Samedi dernier, lors du compte rendu du conseil des ministres du 18 décembre, le ministre en charge de l’énergie, Houmed Msaidie soulève un débat sur la privatisation d’une partie ou de la totalité des services des sociétés d’État notamment la Sonelec. Le ministre trouve qu'il est temps d’ouvrir le débat.

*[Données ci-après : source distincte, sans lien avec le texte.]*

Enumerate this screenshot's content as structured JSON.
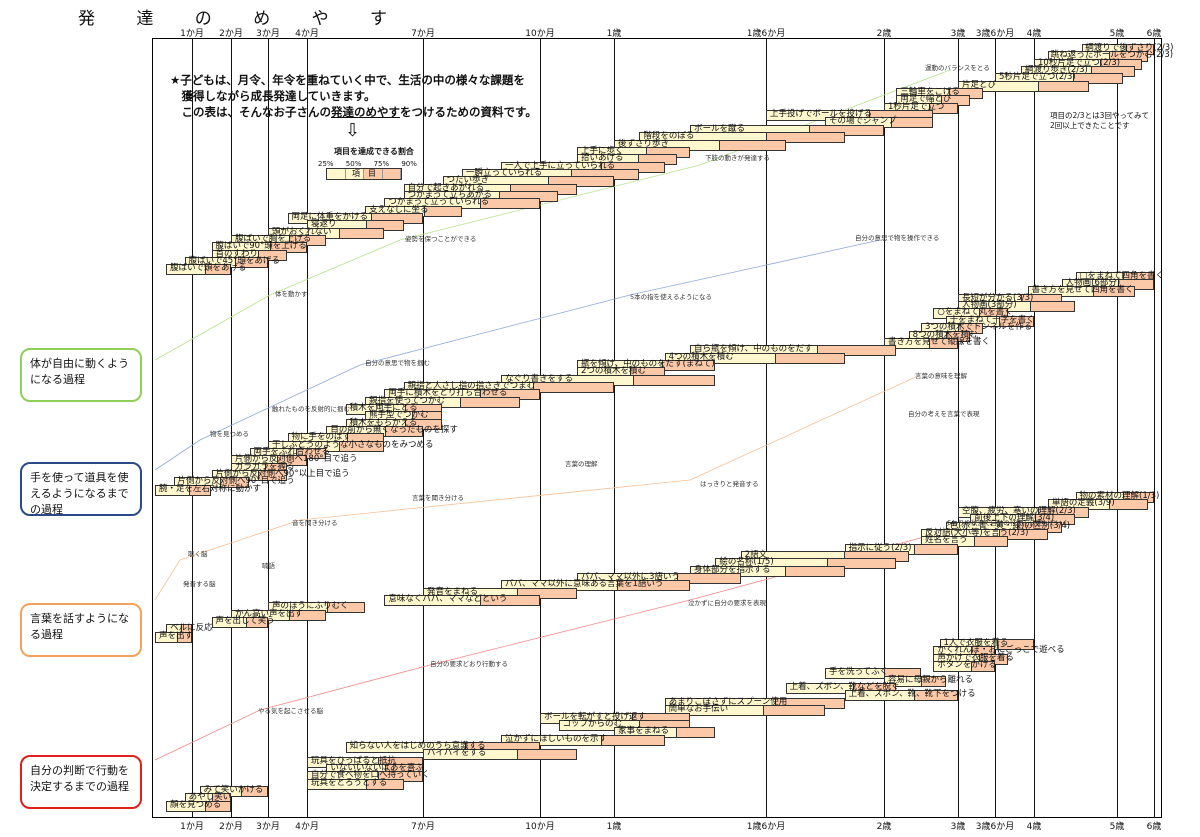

« Le débat sur la privatisation d’une partie ou de la totalité des services des sociétés d’État dont Sonelec doit être posé ». Ce sont des propos que Houmed Msaidie a tenus lors du compte rendu du conseil des ministres du 18 décembre dernier. Une occasion pour le ministre en charge de l’énergie de revenir sur les délestages observés ces derniers temps dans la capitale. Et le ministre d’épingler la SONELEC. « Les difficultés liées à la fourniture de l’électricité ces derniers temps sont dus à des câbles défaillants qui ne supportaient pas la charge de l’électricité. Heureusement, les Émirats Arabes Unis nous ont offert des groupes et ont envoyé des techniciens pour les mettre en marche. Contre toute attente, les techniciens comoriens n’ont pas accompagné le processus. Ils s’attendaient à ce que les techniciens d’Abu Dhabi fassent tous les travaux », déplore Houmed Msaidie.

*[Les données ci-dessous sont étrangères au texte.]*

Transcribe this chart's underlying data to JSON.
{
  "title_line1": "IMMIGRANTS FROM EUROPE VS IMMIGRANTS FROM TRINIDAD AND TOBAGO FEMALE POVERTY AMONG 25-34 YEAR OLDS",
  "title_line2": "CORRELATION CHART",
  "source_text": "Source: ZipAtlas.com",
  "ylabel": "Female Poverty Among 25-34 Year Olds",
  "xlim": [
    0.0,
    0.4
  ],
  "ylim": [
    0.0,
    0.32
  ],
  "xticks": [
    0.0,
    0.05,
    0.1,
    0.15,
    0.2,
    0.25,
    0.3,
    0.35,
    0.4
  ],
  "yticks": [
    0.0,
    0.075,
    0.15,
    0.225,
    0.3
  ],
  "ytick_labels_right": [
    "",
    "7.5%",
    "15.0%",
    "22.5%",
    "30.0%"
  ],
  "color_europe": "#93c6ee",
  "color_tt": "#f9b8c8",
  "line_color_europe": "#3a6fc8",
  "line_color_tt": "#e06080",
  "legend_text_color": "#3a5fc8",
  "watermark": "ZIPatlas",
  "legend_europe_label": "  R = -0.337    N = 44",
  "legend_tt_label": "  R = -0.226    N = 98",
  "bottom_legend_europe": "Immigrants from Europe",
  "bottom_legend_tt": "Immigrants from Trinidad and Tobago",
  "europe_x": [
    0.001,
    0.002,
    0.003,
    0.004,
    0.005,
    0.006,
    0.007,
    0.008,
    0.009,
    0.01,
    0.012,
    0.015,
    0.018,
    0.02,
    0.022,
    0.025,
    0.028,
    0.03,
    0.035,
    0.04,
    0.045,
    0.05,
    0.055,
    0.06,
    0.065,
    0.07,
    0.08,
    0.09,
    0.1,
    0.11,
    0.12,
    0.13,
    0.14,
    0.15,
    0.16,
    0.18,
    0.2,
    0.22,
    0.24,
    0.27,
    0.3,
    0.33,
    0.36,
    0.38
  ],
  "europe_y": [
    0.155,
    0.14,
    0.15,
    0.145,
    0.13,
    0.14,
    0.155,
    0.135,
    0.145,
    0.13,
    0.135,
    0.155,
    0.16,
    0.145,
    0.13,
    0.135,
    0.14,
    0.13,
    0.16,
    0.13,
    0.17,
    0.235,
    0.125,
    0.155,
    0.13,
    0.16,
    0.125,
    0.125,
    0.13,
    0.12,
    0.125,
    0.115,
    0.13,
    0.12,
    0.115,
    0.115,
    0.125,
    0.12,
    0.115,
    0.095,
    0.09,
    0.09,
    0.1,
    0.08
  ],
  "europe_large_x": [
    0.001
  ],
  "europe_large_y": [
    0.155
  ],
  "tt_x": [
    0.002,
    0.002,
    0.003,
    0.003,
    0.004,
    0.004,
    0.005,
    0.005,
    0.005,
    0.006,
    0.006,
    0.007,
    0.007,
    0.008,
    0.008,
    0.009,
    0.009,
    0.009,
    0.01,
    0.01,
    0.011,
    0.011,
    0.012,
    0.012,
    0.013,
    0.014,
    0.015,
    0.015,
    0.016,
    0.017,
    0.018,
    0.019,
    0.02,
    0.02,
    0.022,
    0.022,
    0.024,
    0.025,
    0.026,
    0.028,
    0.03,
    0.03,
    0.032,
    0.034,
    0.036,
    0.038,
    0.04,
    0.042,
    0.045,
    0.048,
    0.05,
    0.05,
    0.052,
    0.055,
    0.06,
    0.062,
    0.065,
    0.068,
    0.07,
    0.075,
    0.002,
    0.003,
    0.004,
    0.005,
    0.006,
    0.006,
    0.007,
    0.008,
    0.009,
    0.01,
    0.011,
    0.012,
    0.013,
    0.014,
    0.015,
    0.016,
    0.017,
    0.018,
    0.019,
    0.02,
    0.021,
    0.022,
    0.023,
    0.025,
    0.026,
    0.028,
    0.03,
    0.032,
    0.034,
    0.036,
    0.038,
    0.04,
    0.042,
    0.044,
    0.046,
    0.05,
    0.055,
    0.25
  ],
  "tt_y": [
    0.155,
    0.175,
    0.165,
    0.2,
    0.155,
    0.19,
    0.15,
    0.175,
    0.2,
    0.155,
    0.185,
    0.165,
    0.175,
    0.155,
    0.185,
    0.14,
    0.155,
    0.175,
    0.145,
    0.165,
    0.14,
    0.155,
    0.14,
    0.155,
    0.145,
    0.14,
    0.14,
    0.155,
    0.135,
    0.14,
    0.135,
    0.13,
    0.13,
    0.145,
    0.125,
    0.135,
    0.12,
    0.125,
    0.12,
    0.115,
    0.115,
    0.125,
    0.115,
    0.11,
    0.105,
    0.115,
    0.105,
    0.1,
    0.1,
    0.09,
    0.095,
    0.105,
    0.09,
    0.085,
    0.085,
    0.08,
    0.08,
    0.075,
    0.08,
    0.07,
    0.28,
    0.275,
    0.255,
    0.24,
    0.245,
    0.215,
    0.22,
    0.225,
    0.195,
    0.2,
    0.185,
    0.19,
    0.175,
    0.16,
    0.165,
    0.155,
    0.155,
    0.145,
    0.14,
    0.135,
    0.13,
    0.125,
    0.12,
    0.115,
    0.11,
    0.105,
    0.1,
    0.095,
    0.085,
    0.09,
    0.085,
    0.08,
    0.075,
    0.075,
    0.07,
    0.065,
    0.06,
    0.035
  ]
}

Ce dernier, regrette l’attitude des ingénieurs comoriens qui sont restés passifs tout au long du processus. « Les ingénieurs de la Sonelec devaient accompagner les travaux, faire une expertise locale sur les différents équipements et relever toutes les éventuelles défaillances. Mais ce n’était pas le cas », poursuit-il, avant de rappeler que « il ne faut surtout pas oublier que les ingénieurs étrangers vont partir ». « Nous avons un sérieux problème de gestion dans la société », poursuit-il tout en assurant que les moteurs ne font l’objet d’aucun dysfonctionnement et que des techniciens émiratis sont actuellement en train de procéder aux changements des câbles défaillants.

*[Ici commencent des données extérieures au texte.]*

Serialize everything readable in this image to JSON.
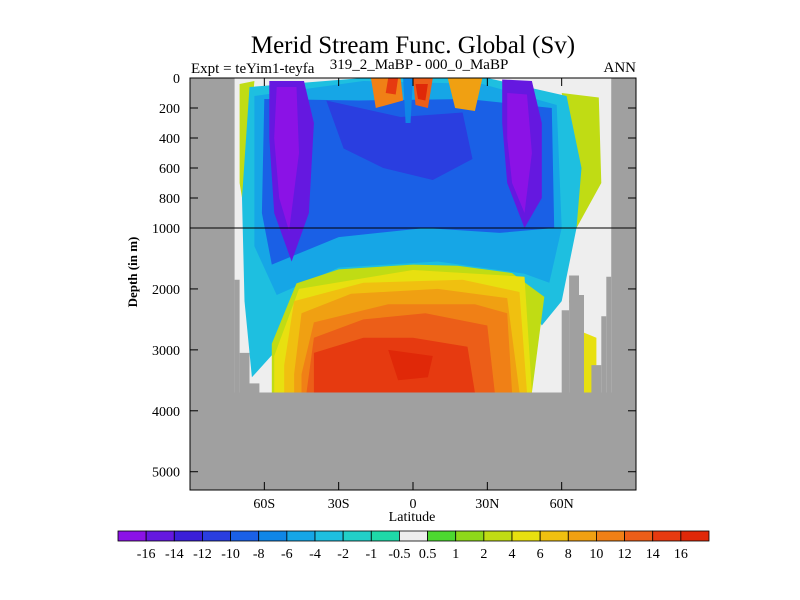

Au cours de ce face à face avec la presse, le ministre en charge de l’énergie était aussi interrogé sur le changement de tête au Bureau Géologique des Comores. Et Msaidie n’est pas passé par 4 chemins. « C’était des propos déplacés qui n’honorent pas la personne qui les a tenus et qui ont été la source de ce changement. Vous étiez nombreux à vous indigner pour ces propos mais aussi certains ne cessent de nous lamenter du retard pris pour le changement », se désole t il.